Beefy Boxes and Bandwidth Generously Provided by pair Networks
Problems? Is your data what you think it is?
 
PerlMonks  

A regex question.

by FeistyLemur (Acolyte)
on Jul 31, 2015 at 21:49 UTC ( [id://1137070]=perlquestion: print w/replies, xml ) Need Help??

FeistyLemur has asked for the wisdom of the Perl Monks concerning the following question:

This is my first post here, I have a question about something I can't explain.

I'm pretty sure I know what I did wrong, I'm just not 100% sure why it was wrong and wanted to clarify to better my understanding of regex in perl, as I'm fairly inexperienced and looking to improve.

I was searching for vlan ids for removal in the output of "ip addr" in the following way.

my $ethernet=`ip addr`; if ($ethernet!~/eth1\.\d{4}\@/gm){ print "No vlans exist on device.\n"; exit; } while ($ethernet=~/(eth1\.\d{4})\@/gm) { print `ip link del $1\n"; print "Removed $1\n"; }

Doing this as above mostly worked, but it would always miss the first entry for no reason I can explain. So if there were 25 vlan entries in the string from 1001 to 1025 it would match and delete 1002-1025 without fail, and miss 1001 every time.

Changing line 2 to:

if ($ethernet!~/eth1\.\d{4}\@/){

Does what I intended to do.

I had the same problem with a similar line I was using to scrub IP addresses off the vlan devices again missing the first match, I just don't understand why the while loop breaks in the way it does because of the /gm flag on the preceeding if statements match, and was hoping someone could explain. Thanks in advance.

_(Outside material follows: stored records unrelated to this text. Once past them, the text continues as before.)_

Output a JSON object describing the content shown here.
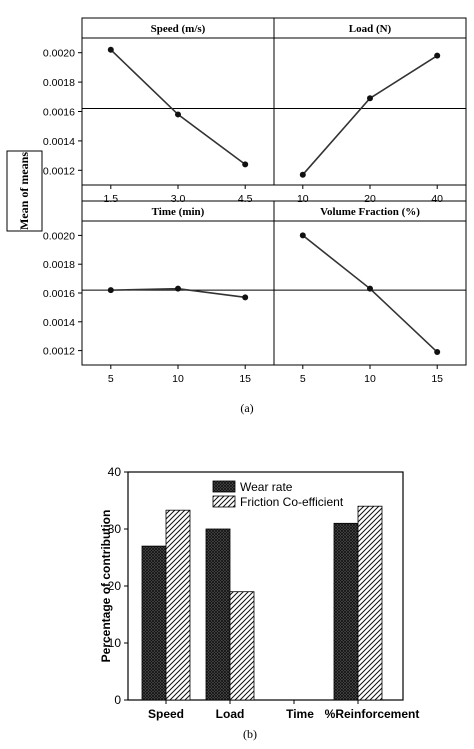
{
  "chart_data": [
    {
      "type": "line",
      "ylabel": "Mean of means",
      "ylim": [
        0.0011,
        0.0021
      ],
      "yticks": [
        "0.0012",
        "0.0014",
        "0.0016",
        "0.0018",
        "0.0020"
      ],
      "reference_line": 0.00162,
      "caption": "(a)",
      "panels": [
        {
          "title": "Speed (m/s)",
          "categories": [
            "1.5",
            "3.0",
            "4.5"
          ],
          "values": [
            0.00202,
            0.00158,
            0.00124
          ]
        },
        {
          "title": "Load (N)",
          "categories": [
            "10",
            "20",
            "40"
          ],
          "values": [
            0.00117,
            0.00169,
            0.00198
          ]
        },
        {
          "title": "Time (min)",
          "categories": [
            "5",
            "10",
            "15"
          ],
          "values": [
            0.00162,
            0.00163,
            0.00157
          ]
        },
        {
          "title": "Volume Fraction (%)",
          "categories": [
            "5",
            "10",
            "15"
          ],
          "values": [
            0.002,
            0.00163,
            0.00119
          ]
        }
      ]
    },
    {
      "type": "bar",
      "ylabel": "Percentage of contribution",
      "ylim": [
        0,
        40
      ],
      "yticks": [
        "0",
        "10",
        "20",
        "30",
        "40"
      ],
      "categories": [
        "Speed",
        "Load",
        "Time",
        "%Reinforcement"
      ],
      "series": [
        {
          "name": "Wear rate",
          "values": [
            27,
            30,
            0,
            31
          ],
          "fill": "cross-hatch-dark"
        },
        {
          "name": "Friction Co-efficient",
          "values": [
            33.3,
            19,
            0,
            34
          ],
          "fill": "diagonal-hatch"
        }
      ],
      "legend_position": "top-right",
      "caption": "(b)"
    }
  ]
}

Replies are listed 'Best First'.
Re: A regex question.
by AnomalousMonk (Archbishop) on Jul 31, 2015 at 22:00 UTC

    Because you're using the  /g regex modifier for all matches, the string match position never resets to the start of the string, but advances for each and every match performed. (Update: I should have written: advances for each and every successful match performed.)

    c:\@Work\Perl\monks>perl -wMstrict -le "my $s = 'xx111yy22xx333yy44zz555xx666'; ;; print qq{first capture: '$1'} if $s =~ m{ (\d+) }xmsg; ;; print qq{subsequent captures: '$1'} while $s =~ m{ (\d+) }xmsg; " first capture: '111' subsequent captures: '22' subsequent captures: '333' subsequent captures: '44' subsequent captures: '555' subsequent captures: '666'
    The fact that the first match in the OPed code is a negative | negated match (so no action is taken) does not matter; it's still a  /g match against the same string. Eliminating the  /g modifier on the first match will cause string match position to be reset before subsequent matches (which must still use /g).

    Note that use of the  /g modifier in an
        if ($string =~ m{ ... }xmsg) { ... }
    statement is useless except as a way to introduce exactly the behavior you are seeing!

    Update: A number of incremental updates made.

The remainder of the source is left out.